Begitu juga di masa demokrasi terpimpin, hak-hak berbicara dipasung, humanisme dicerca sebagai 'melemahkan revolusi', agama dianggap sebagai khayalan yang menguatkan posisi tuan tanah dan melemahkan buruh tani. Toh motivasi 'khayalan' yang 'melemahkan revolusi' ini menguatkan perlawanan mereka yang percaya.

Saya tidak tahu dengan novel Magdalena: Di Bawah Pohon Tilia tetapi novel Tenggelamnya Kapal van der Wijck adalah novel yang berbahaya. Saya, yang belum membaca novelnya, bersyukur ada yang mengadaptasi ke layar lebar (mungkin saya harus mencari novelnya), akhirnya paham mengapa Lekra terancam oleh novel ini dan berusaha mengerdilkannya sebagai karya plagiat.
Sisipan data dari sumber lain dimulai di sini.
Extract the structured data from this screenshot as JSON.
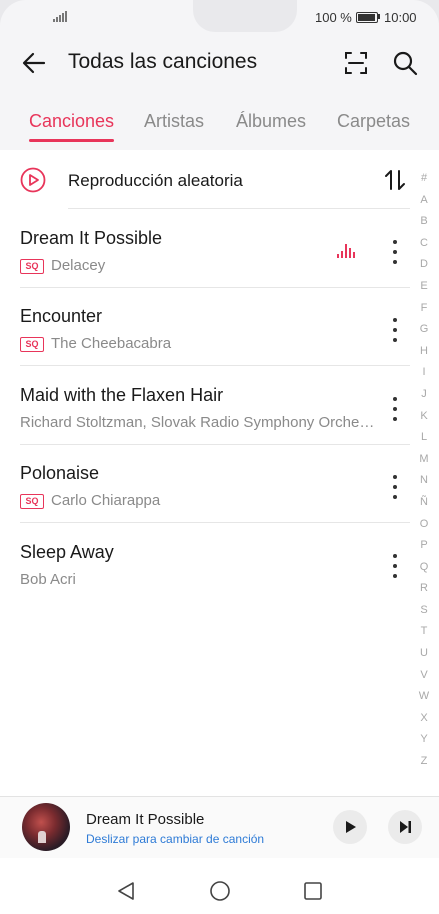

Pustaka sambil lalu saat menulis ini:
- Akmal Nassery Basral https://www.facebook.com/akmal.n.basral/posts/10152149836837780 (terakhir diakses 26 Desember 2013)
- Wikipedia Berbahasa Indonesia, Tenggelamnya Kapal van der Wijck . http://id.wikipedia.org/wiki/Tenggelamnya_Kapal_Van_der_Wijck
- dan sejumlah artikel blog yang membahas tentang polemik 'Tenggelamnya Kapal Van der Wijck'.

3 comments:

ashah said...

Saya sarankan Anda untuk membaca novel Tenggelamnya Kapal Van der Wijck untuk menyelami pemikiran Hamka lebih dalam. Banyak pengetahuan dan pelajaran hidup yang bisa didapat (seperti yang saya pribadi rasakan). Pertama kali saya membaca novel ini dan jatuh cinta kepaada novel2 Hamka di usia 12 tahun di Perpustakaan SMP. Sampai saat ini di usia 27 tahun saya masih kerap membaca novelnya setelah mencari ke sana kemari, (not available in Gramedia), akhirnya saya dapatkan dari penerbit PT. Bulan Bintang di Senen. Datanglah ke sana dan belilah bukunya, perusahaan penerbit itu sangat sederhana dan bersahaja. Juga saya sarankan Anda untuk membaca buku Di Bawah Lindungan Kabah agar Anda dapat memahami lebih dalam kekuatan sastra Hamka.
Anda beruntung bisa menonton adaptasi novelnya di layar besar. Saya tidak memperoleh kesempatan itu karena berada jauh dari kampung halaman.

Anonymous said...

ternyata yg kerdil adalah sang empunya blog

Anonymous said...

Seberbahaya itukah novel tenggelamnya kapal van der wijck? Justru akan lebih berbahaya jika tidak diselami dulu maknanya secara mendalam. Bacalah novel itu sampai akhir di titik terakhir halamannya, niscaya akan didapat hikmah hikmah yang baik tentang cinta sejati jika dengan hati yang murni, terpaut pada ilahi.